How do competing HDB developments nearby compare in terms of value and positioning?

The Jurong East precinct hosts several competing HDB clusters in addition to private residential schemes, creating a competitive marketplace where value-conscious buyers can compare options systematically across similar price points and locations. Nearby HDB developments typically offer comparable accessibility to transport and amenities but may present subtle differences in unit layouts, building age, floor counts, and architectural character, with newer phases sometimes commanding modest premiums despite similar fundamental characteristics. Private residential options in the broader district command substantial premiums over HDB pricing—often 50 to 100 per cent higher per square foot—placing them beyond reach for most homebuyers and reinforcing HDB's relative value proposition for practical homeownership. Ground-floor and low-floor units at 265 Toh Guan Road often trade at discounts to higher storeys, reflecting buyer preferences for elevated positions and reduced ambient noise, meaning price-conscious buyers may uncover value in these lower-positioned configurations despite their less-sought status.

Which floor levels or unit stacks at 265 Toh Guan Road offer the best value proposition?

Mid-to-upper floor units at 265 Toh Guan Road generally command pricing premiums and tend to resell more readily, supporting capital appreciation prospects for investors with sufficient patience to hold through property cycles and benefit from scarcity value among higher-floor configurations. Ground-floor and low-floor units typically offer modest discounts of 5 to 10 per cent compared to equivalent units on higher storeys, appealing to buyers prioritising accessibility, shorter elevator wait times, ease of child and elderly care access, or lower risk aversion regarding fall hazards. Mid-floor units—roughly between the fifth and twentieth storeys depending on building height—often represent the optimal balance, offering meaningful discounts relative to premium high-floor positions whilst preserving adequate elevation to minimise street-level noise and maintain respectable light and airflow characteristics. Buyers prioritising rental appeal should favour upper-floor positions, as these command higher rental premiums from tenants valuing views and privacy, justifying the elevated purchase price through enhanced yield potential over multi-year holding periods.

What future supply pipeline and economic trends might affect property values at 265 Toh Guan Road?

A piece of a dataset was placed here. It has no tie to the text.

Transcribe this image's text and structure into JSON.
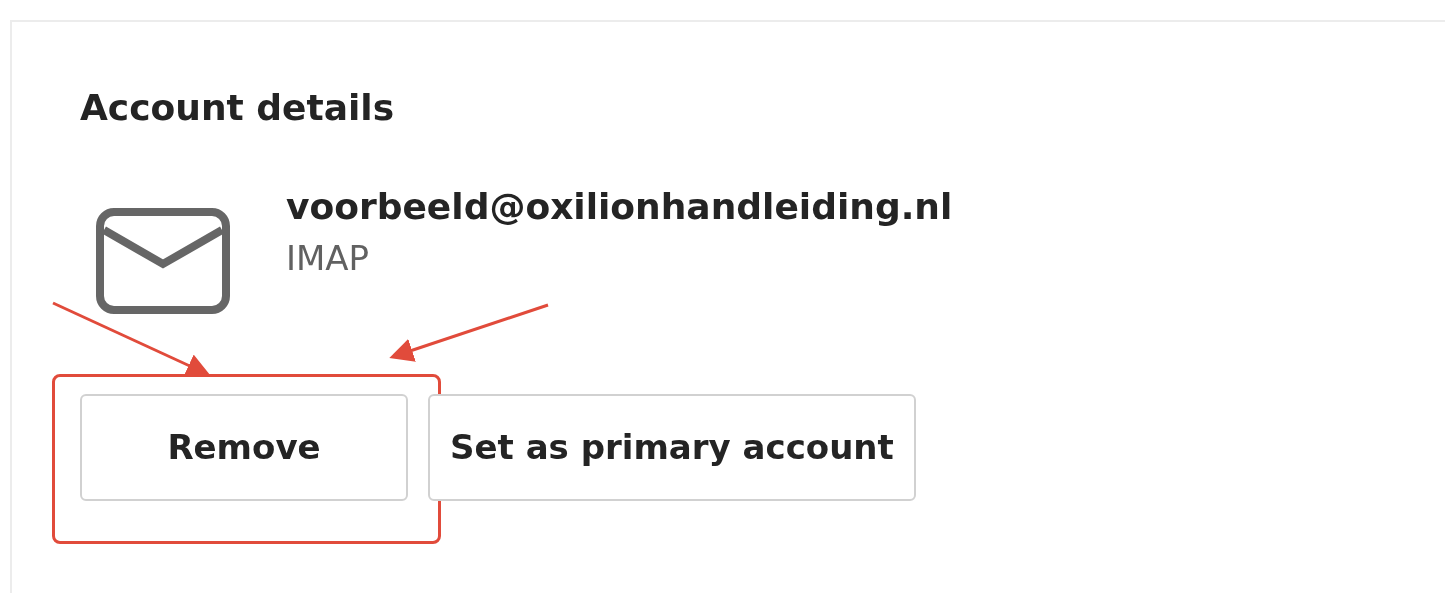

The wider Jurong region continues to benefit from government commitment to economic diversification and employment creation, with business parks, technology clusters, healthcare facilities, and port operations generating ongoing demand for reasonably-priced residential accommodation that supports fundamental value drivers for mature estates like 265 Toh Guan Road. New HDB launches in emerging growth areas further west may eventually redirect demand away from mature Jurong properties, and buyers should recognise that long-term appreciation depends partly on the development's ability to compete with newer alternatives on lifestyle and design grounds, even as its transport advantage remains undisputed. Supply constraints across the HDB sector—reflecting lower construction volumes relative to historical norms—provide underlying support to valuations across established developments, cushioning against sharp downturns and maintaining predictable market mechanics. Selecting units on superior floor levels, within better-serviced building wings, and from any phases demonstrating superior architectural quality provides some hedge against longer-term competitive dynamics, whilst maintaining a patient investment horizon of at least 10 to 15 years allows buyers to benefit from sustained economic growth and demographic trends favouring established, well-connected residential precincts.